I walked quickly the rest of the way home, my face red from the sun and the shame. I passed the emptiness of Clark's driveway, and then my own. Taking out my key to open the door into the garage, an older fear swept away my anger at Clark. I squeezed my eyes shut and counted to three, my lucky number, before swinging the door open. Then a sigh of relief. The garage was empty. My parents were still working, and in two hours, they would be home.

My mom worked at the nearby Jack-in-the-Box until she went back to school to become a drafter. Dad made parts for oil rigs. Every year, the company he worked for had its open house, and he would take me to eat cotton candy and hot dogs. He'd show me the rumbling steel press he used to cut and polish machine parts. The machine cut him too, sometimes, and his fingers would be covered in bandages when he came home. Every evening, we ate dinner with the TV turned on to news reports of falling oil prices and lay-offs. Every evening, I tried to swallow fast enough so I wouldn't have to sit and listen to those reports.

After hiding my soiled jumper under a pile of laundry, I watched Bugs Bunny cartoons and waited for my parents to come home. The rage roared back into my mind. I wanted to do things to Clark that were so awful, I couldn't even describe them. I tried imagining him as the Coyote, crushed beneath his own boulders, blown-up with his own dynamite, while I meep-meeped and sped into the sunset. But it wasn't enough. As I prepared for bed that night, I closed my closet door like always, to keep the ghosts from coming out. I hoped Clark would forget to close his. I looked under my bed for good measure. I hoped Clark would forget to look under his. Maybe he would just disappear.

But the next day he was in school, and the next and the next. But towards the end of the month, he stopped laughing and pushing. I would follow him at a safe distance as he walked home all alone. At the corner of our street, I would see him turn into his driveway. His mother's rusty El Camino was parked where before, the driveway was always empty in the early afternoon. It sat there throughout the day now, unused.

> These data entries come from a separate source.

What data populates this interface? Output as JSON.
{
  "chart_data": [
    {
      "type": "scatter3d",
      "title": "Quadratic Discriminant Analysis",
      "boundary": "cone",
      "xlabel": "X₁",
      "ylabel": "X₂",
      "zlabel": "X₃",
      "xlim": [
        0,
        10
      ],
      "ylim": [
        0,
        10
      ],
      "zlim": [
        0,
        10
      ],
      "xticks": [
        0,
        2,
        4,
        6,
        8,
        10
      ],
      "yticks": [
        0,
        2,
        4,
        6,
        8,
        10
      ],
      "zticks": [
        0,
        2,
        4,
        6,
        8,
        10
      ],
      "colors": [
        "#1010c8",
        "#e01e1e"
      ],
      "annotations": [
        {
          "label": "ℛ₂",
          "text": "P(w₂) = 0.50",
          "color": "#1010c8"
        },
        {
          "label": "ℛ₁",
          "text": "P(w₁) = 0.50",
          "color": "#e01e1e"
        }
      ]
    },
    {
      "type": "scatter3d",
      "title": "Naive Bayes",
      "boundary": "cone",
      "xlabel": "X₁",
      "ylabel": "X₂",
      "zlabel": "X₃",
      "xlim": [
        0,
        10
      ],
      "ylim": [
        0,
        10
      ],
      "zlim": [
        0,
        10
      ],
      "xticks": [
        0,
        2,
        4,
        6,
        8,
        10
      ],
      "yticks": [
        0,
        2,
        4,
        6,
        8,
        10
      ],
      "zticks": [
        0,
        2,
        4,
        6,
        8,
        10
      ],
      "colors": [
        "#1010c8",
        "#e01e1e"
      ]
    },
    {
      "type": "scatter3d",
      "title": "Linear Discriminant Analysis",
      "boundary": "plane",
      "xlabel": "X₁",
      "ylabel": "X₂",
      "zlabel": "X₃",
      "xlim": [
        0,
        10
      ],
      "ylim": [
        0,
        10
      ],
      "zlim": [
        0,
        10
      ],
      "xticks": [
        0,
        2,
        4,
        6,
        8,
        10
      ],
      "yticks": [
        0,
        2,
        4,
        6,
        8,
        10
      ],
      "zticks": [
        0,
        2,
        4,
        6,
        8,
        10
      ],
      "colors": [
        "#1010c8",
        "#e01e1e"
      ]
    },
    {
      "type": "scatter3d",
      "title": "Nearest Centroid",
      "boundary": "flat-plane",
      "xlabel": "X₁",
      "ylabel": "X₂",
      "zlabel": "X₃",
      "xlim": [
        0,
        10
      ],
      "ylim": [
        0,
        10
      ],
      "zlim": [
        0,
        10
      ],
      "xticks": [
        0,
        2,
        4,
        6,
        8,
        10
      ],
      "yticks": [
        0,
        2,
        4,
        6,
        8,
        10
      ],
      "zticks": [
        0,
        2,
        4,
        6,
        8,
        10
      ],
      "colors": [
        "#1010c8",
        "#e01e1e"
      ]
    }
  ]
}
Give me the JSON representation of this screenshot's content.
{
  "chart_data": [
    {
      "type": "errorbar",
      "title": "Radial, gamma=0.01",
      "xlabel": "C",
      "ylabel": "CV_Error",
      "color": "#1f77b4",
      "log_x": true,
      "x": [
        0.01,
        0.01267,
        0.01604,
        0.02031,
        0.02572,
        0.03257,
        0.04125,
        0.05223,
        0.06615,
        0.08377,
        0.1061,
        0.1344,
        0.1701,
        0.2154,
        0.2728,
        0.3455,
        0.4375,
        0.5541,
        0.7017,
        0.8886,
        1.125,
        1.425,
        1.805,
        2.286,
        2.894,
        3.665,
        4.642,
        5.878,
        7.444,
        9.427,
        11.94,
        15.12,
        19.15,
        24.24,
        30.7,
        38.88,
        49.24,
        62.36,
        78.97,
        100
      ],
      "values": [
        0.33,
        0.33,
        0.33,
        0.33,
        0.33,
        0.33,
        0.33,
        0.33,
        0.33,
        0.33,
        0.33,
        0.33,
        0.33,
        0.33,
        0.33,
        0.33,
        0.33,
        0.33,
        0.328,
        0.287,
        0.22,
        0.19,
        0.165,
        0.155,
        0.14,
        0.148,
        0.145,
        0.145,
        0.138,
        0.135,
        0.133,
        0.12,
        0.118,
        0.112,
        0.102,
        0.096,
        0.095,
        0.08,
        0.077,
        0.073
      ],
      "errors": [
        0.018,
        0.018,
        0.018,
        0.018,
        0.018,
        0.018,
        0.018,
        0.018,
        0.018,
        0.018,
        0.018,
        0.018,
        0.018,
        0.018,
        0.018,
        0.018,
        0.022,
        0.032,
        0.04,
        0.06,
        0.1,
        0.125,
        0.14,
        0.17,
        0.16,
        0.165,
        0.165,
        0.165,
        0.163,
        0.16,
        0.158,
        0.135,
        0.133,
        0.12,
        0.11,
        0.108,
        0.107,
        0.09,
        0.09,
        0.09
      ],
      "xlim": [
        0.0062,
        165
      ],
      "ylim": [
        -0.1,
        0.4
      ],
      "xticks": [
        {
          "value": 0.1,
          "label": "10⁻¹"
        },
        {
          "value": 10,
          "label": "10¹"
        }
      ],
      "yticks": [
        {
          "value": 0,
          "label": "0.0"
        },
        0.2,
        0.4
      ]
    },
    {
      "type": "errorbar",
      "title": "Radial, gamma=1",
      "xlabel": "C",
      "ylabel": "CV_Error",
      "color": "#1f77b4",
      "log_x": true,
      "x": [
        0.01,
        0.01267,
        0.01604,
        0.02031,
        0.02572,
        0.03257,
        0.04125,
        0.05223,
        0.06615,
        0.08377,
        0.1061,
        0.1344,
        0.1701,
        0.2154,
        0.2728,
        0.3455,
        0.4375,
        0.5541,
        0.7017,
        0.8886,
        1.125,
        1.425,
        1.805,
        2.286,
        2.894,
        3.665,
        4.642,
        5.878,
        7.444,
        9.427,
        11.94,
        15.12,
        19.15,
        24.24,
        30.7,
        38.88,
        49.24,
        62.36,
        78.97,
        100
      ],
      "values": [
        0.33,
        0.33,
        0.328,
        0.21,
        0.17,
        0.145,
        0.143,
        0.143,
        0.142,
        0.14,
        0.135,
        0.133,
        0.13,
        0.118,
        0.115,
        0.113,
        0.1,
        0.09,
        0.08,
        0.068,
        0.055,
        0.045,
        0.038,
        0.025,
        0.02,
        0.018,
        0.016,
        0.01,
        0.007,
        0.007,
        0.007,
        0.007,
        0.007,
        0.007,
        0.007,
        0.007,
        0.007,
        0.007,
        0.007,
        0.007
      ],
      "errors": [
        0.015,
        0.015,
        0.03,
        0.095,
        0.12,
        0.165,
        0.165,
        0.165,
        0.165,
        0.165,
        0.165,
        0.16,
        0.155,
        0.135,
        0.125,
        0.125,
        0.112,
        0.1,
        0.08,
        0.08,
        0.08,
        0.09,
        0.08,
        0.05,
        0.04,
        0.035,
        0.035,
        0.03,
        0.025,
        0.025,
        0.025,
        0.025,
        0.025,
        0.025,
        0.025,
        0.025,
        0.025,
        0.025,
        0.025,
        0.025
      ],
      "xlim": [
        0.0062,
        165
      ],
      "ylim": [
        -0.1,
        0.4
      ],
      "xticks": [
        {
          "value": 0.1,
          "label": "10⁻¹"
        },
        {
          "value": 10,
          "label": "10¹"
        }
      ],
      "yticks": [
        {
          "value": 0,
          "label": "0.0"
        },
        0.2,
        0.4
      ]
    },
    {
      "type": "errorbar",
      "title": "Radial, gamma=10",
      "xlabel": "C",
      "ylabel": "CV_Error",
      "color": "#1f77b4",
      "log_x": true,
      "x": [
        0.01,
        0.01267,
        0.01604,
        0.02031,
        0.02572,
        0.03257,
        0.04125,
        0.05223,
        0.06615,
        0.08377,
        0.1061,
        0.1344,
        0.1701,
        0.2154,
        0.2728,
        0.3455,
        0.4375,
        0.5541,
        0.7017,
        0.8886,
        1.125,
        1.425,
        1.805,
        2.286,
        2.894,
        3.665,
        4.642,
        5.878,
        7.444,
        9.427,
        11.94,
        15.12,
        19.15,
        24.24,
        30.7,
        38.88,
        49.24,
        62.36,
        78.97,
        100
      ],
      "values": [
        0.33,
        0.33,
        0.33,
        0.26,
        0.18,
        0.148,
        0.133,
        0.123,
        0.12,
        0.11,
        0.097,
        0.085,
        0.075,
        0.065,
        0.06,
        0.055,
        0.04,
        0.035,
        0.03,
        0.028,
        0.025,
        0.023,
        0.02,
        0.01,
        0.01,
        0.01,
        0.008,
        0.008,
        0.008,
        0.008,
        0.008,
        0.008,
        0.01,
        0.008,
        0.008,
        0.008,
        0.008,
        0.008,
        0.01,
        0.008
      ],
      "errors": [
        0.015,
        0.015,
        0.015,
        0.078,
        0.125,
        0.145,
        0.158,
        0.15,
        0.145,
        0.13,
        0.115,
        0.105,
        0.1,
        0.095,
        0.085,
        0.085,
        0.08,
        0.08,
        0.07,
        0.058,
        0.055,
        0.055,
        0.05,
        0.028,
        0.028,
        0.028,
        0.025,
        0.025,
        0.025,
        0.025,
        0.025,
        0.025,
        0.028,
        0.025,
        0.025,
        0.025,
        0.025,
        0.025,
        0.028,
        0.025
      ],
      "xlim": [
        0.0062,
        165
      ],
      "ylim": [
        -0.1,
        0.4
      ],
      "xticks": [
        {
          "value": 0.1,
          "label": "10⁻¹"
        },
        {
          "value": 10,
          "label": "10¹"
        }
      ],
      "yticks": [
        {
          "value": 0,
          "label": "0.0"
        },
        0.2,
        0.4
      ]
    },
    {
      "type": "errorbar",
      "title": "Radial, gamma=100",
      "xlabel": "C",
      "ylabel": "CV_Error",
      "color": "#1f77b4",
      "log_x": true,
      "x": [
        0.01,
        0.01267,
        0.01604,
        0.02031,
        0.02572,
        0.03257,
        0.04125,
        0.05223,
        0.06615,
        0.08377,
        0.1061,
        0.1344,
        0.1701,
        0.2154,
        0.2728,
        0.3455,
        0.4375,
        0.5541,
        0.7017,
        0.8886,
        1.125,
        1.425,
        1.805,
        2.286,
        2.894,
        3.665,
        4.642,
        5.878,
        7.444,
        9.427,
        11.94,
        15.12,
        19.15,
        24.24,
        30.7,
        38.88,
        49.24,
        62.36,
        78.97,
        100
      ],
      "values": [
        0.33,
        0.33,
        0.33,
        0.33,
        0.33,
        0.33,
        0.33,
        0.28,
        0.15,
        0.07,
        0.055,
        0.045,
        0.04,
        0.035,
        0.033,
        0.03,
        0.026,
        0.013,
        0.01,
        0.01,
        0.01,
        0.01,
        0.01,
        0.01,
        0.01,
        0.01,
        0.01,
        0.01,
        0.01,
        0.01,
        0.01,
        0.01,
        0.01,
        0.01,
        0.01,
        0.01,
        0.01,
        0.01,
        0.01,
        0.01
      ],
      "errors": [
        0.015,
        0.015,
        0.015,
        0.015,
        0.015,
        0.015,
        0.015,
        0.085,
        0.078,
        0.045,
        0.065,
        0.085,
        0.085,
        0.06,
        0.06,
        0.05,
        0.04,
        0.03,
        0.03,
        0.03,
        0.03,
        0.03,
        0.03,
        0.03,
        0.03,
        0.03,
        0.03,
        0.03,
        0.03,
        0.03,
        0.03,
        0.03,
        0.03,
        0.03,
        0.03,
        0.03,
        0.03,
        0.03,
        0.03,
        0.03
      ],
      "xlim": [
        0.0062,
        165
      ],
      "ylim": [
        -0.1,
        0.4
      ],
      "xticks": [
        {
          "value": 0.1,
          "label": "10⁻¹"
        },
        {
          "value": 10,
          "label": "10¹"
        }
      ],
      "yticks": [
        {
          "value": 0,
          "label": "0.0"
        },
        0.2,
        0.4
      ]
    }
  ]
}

Then one weekend came when I heard rumblings from next door. As I looked out my front window, safely sheltered by the lace curtains, moving men came in and out of Clark's house. They carried bureaus, desks, chairs, countless crates, so many things for such a small house. Clark and his mother were nowhere to be seen. Then even the moving men
left. The following week, a paunchy real-estate agent climbed out of his car in front of Clark's house. After hammering
a For Sale sign into the barren yard, he wiped his brow
with a yellowed handkerchief and drove away. Running
out my front door, I saw the beginnings of dusk settle on Clark's house. Its empty windows stared back at me. A dry wind rattled the sign in the barren yard, and I trembled at my own rage.